THE BLUE FLOWER: Despite the cultural-historical trappings, it’s the music and the production — not the story — that make this one bloom. |
The stem of The Blue Flower is its compelling score, an unusual mix of Weimar cabaret and country heartache onto which husband-and-wife creators Jim and Ruth Bauer have grafted a somewhat skeletal story that nonetheless encompasses the first half of the 20th century and then some. It comes as no surprise that the musical, 10 years in the making and given a gorgeously grungy sheen by the American Repertory Theatre (at the Loeb Drama Center through January 8), began as a song cycle. Nurtured by research, it has grown from that germ into a startlingly original amalgam of music, artwork, text, and videography in which the play is definitely not the thing. In fact, the play, a near-dialogue-less narrative suggested by the lives and times of German Expressionists Max Beckmann and Franz Marc, "dangerously unpredictable Dada girl" Hannah Höch, and Nobel-winning scientist Marie Curie, is pretty wispy. But for me that hardly mattered, given the emotive force of the music pushing the story — which, in turn, gives the score something to which to tie its billowing balloon of feeling.

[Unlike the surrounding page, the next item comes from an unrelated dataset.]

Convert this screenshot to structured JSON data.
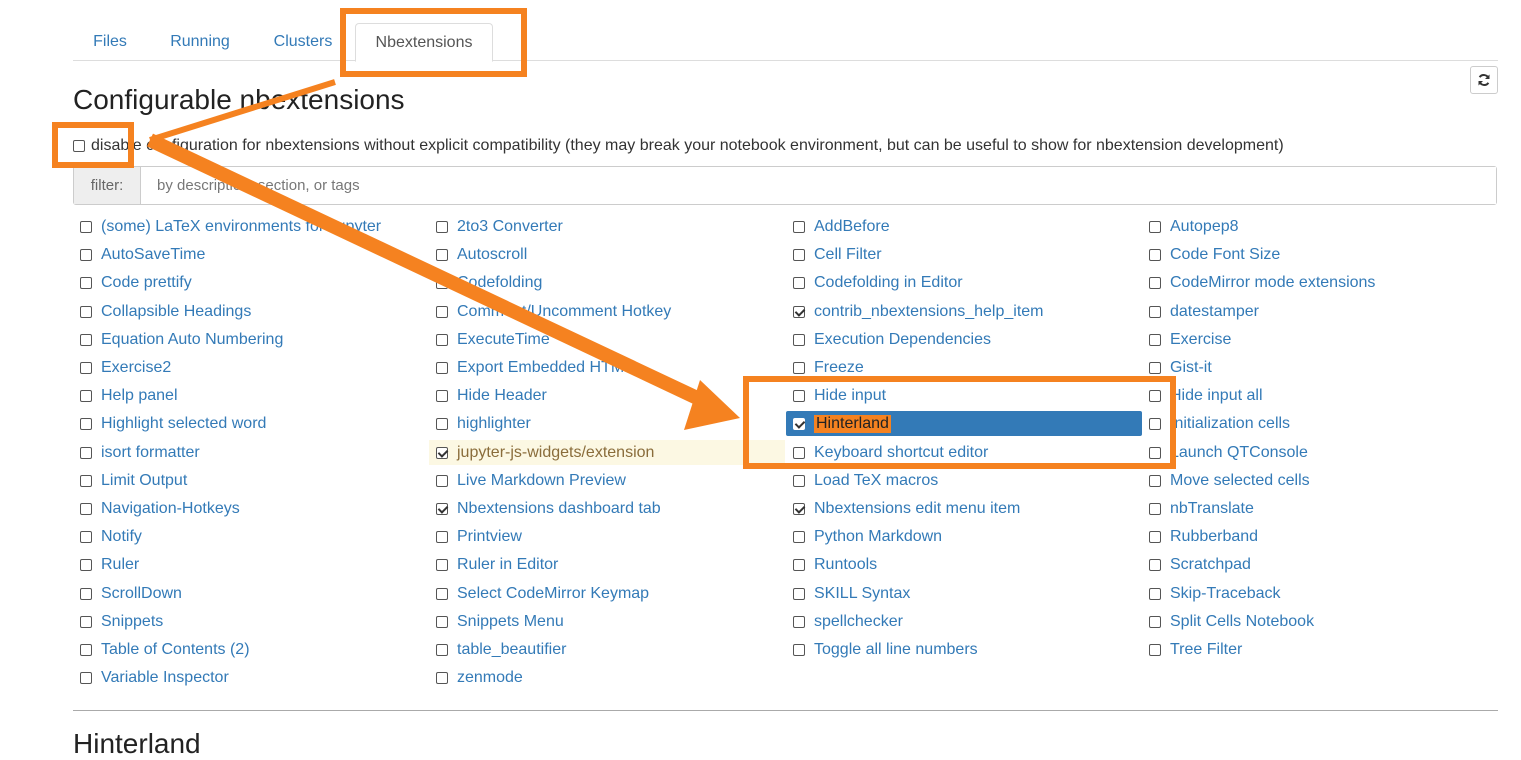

In The Blue Flower, music being the food of love (and death), you don't need much more for the meal — and that's just as well, because the dramaturgical pickings are slim. Boy artist meets boy artist. Both fall in love with a beautiful female scientist. She loves the one who dies. The one who lives takes up with a freewheeling female Dadaist who performs a couple of very cool, alienation-happy cabaret numbers (one of them succinctly titled "Puke"). History ensues; so does jealousy in what is described as a "love rectangle" threading its way through the show.
Composer Jim Bauer is credited with the poetic lyrics, artist Ruth Bauer with the bones of a story suggested by the lives of Beckmann and Marc — the first of whom emigrated to New York and died of a heart attack in 1950, the latter of whom was killed in the Battle of Verdun. Here, "famous artist" Max Baumann is struck by a fatal coronary while finishing a book of collages on a Manhattan park bench in 1955 — after which his life, loves, and losses flash before him in an elegant jumble of "fairy tales," often as Max (who speaks only in a language of his own devising) hovers at the periphery, his expression one of sad impassivity. As the play unfolds between Max's life and death, we are carried back to the battlefields of the Great War, the Belle Époque that preceded it, the Weimar experiment that failed to undo its devastating damage, and even the Zurich cabaret where Dada was born.
So where does the blue flower come into it? Max explains at the top of act two (in one of the play's several lectures, this one delivered in the speaker's signature Maxperanto), that the German Romantic poets coined the image "to signify the ongoing search for artistic perfection," but that it came to symbolize reinvention and reincarnation — the opportunity to return and "do things a little less badly." Indeed, one of the themes of The Blue Flower is learning — or not learning — from the past.